Bagaimana Penegakan Hukumnya?

Meski berhasil menggagalkan sejumlah kasus perdagangan satwa ilegal, namun proses pengawasan di lapangan dinilai kurang maksimal. Billy mengatakan, sejauh pengamatannya pada tahun 2015, cukup banyak masyarakat yang melaporkan dugaan perdagangan satwa ilegal. Namun, tindak lanjut dari laporan-laporan tersebut dinilai lambat.

Selain itu, Billy menambahkan, kasus-kasus perdagangan satwa ilegal yang berhasil dibongkar, minim memberi efek jera bagi para pelakunya. Sebagian besar pelaku berhasil lolos dari jerat hukum. Bahkan, aparat terkait dinilai belum menyentuh aktor utama perdagangan satwa ilegal ini. “Yang ditindak hanya pelaku perdagangan burung, tapi pelaku lain lepas, hanya satwanya yang disita. Kemudian, yang dibongkar hanya pedagang-pedagang kecil saja,” ujar Billy.

Tersngka Nur Hasan dengan barang bukti Nuri Bayan. Foto: COP
Tersngka Nur Hasan dengan barang bukti Nuri Bayan. Foto: COP

Sementara itu, berdasarkan data Macaca Nigra Project (MNP), selama Januari hingga November 2015, ditemukan 69 jerat, baik jerat untuk burung, ayam dan babi. Jumlah jerat yang ditemukan dari tahun ke tahun mengalami fluktuasi. Pada tahun 2012 ke tahun 2013, mengalami penurunan dari 181 jerat menjadi 122 jerat. Sedangkan 2013 ke 2013, mengalami peningkatan menjadi 139 jerat.
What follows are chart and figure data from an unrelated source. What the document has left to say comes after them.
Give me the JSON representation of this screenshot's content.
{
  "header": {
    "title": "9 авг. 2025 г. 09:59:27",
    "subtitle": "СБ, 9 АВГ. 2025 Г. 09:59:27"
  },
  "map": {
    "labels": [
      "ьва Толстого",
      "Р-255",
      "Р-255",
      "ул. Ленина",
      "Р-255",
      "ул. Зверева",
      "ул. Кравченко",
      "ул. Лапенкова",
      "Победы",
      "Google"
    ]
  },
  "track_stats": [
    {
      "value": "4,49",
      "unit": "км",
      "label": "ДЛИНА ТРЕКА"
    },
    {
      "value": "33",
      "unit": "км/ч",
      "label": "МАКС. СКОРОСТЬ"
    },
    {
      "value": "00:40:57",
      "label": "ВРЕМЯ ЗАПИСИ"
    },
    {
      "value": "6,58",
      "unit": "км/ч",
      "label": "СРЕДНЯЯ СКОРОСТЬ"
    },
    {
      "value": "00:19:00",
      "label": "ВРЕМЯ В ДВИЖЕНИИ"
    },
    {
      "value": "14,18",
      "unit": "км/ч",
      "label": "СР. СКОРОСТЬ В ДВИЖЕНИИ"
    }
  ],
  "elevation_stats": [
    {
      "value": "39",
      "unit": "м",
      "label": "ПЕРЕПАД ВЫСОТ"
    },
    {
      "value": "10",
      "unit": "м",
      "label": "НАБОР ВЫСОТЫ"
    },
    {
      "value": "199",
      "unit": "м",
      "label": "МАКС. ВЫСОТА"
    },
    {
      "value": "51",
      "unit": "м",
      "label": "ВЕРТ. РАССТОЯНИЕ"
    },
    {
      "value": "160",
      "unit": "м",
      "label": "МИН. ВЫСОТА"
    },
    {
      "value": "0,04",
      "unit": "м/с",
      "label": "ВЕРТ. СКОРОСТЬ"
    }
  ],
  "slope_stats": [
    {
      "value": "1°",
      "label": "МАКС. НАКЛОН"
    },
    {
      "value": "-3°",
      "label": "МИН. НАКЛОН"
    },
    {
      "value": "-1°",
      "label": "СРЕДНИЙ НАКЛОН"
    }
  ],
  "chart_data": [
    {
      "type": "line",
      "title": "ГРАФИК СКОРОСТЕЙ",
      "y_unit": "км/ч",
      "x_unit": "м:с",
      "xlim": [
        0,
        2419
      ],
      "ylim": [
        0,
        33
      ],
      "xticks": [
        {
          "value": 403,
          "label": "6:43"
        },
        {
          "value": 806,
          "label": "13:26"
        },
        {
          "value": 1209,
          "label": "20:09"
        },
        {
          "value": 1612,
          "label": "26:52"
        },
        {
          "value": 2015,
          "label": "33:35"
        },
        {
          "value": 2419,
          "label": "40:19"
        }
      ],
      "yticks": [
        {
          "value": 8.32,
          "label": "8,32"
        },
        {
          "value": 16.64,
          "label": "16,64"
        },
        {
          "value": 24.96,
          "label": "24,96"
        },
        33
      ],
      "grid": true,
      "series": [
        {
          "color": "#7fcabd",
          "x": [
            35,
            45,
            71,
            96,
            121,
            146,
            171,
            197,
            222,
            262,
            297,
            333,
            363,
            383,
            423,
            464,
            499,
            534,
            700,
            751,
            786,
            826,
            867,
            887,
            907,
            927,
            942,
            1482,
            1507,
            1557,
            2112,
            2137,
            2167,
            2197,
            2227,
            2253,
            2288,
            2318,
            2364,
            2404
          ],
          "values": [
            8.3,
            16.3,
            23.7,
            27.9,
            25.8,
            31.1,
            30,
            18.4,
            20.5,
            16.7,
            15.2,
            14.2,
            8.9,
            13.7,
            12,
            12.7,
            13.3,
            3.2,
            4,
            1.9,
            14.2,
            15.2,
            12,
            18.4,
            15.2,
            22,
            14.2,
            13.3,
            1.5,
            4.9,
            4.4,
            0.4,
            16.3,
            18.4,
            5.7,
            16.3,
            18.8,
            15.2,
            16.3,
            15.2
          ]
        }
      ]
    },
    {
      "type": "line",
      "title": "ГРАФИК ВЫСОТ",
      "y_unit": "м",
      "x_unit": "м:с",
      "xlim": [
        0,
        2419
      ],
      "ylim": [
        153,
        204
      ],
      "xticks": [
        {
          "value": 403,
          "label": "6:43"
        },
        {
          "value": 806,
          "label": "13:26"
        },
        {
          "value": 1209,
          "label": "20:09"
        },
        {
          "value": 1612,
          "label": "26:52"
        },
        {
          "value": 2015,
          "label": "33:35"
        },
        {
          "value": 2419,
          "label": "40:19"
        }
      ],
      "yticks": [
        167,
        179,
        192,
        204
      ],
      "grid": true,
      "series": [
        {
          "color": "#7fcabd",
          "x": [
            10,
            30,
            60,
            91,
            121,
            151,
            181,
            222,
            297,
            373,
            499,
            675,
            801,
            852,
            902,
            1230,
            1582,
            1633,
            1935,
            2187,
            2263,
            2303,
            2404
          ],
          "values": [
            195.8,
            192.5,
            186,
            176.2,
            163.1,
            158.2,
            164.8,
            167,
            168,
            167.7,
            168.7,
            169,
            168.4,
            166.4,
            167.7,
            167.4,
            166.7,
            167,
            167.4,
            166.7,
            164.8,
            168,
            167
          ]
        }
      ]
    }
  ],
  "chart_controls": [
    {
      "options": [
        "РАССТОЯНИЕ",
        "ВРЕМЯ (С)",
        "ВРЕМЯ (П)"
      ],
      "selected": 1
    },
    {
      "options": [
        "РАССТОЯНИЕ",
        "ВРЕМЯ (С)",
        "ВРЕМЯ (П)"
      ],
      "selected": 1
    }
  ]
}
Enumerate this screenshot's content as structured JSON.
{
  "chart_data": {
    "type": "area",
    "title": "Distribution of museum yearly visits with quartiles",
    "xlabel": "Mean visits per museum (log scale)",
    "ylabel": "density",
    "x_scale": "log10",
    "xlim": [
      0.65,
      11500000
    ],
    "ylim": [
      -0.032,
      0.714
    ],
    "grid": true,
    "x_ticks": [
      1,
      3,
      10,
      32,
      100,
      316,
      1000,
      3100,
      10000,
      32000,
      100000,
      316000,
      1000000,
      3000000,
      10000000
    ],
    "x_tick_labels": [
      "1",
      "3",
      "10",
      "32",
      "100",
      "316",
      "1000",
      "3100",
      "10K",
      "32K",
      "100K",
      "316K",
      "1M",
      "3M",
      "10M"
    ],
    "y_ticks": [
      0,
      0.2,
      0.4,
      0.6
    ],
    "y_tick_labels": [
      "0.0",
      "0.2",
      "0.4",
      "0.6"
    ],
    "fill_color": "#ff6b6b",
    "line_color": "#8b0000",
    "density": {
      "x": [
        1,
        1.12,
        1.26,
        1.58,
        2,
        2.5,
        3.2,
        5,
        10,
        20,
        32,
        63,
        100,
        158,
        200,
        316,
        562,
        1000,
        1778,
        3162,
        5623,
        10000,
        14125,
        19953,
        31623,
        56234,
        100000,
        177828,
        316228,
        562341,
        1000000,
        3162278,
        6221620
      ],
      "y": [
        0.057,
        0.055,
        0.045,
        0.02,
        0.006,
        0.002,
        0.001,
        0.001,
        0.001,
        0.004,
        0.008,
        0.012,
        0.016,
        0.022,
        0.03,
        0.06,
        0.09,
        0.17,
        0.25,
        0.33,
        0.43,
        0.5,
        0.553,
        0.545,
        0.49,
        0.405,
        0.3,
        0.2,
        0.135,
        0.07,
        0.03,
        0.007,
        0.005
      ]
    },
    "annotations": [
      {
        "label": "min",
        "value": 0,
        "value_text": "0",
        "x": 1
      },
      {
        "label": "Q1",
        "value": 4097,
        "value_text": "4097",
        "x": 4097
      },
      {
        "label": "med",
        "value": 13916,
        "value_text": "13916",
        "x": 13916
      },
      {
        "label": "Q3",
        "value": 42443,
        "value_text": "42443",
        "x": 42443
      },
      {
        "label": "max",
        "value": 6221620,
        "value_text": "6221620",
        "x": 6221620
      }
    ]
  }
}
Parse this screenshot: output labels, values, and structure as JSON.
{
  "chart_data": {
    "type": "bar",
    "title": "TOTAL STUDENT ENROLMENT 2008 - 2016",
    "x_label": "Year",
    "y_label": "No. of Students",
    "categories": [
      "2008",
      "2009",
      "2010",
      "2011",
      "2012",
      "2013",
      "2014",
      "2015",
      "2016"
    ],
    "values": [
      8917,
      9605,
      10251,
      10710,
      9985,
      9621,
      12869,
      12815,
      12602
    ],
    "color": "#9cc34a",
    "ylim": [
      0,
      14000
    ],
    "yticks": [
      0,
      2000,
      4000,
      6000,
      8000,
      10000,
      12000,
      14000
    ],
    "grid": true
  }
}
Lokasi penemuan jerat hanya terbatas di areal penelitian MNP, yang terdapat 4 kelompok Macaca nigra liar. “Artinya, penemuan jerat ini hanya suatu luasan yang kecil dibanding seluruh total area kawasan konservasi Tangkoko,” kata Stephan Miloyski Lentey kepada Mongabay melalui surat elektronik.

Meski demikian, pihak BKSDA Sulut mengaku telah berusaha maksimal dalam mengawasi peredaran satwa liar. Bahkan, dikatakan Sudiyono, pengawasan di beberapa titik sudah cukup ketat. Namun, keterbatasan personil ditambah ‘kecerdikan’ pemburu serta pelaku perdagangan satwa ilegal menjadi permasalahan yang tidak terhindarkan.

“Di bandara, sebenarnya, pengawasannya sangat bagus. Tapi, untuk jalur laut itu yang agak susah. Karena terlalu banyak pintu-pintu tidak resmi, kemudian memungkinkan juga menggunakan kapal-kapal kecil, mereka bisa melintasi antar pulau,” jelas Sudiyono.

“Kita memang, menempatkan petugas di sana. Tapi, kendalanya, jumlah petugas yang terbatas. Kemudian, yang melintasi pelabuhan kecil itu relatif kecil. Justru pelabuhan-pelabuhan ilegal yang sulit kami awasi.”

Namun, Sudiyono meyakini, praktik perdagangan satwa di Sulawesi Utara cenderung menurun. Keyakinannya, didasari oleh minimnya laporan-laporan perdagangan satwa ilegal di pasar-pasar tradisional di Sulawesi Utara. “Indikator kami di pasar. Kami sudah tidak mendapat informasi mengenai perdagangan tersebut.”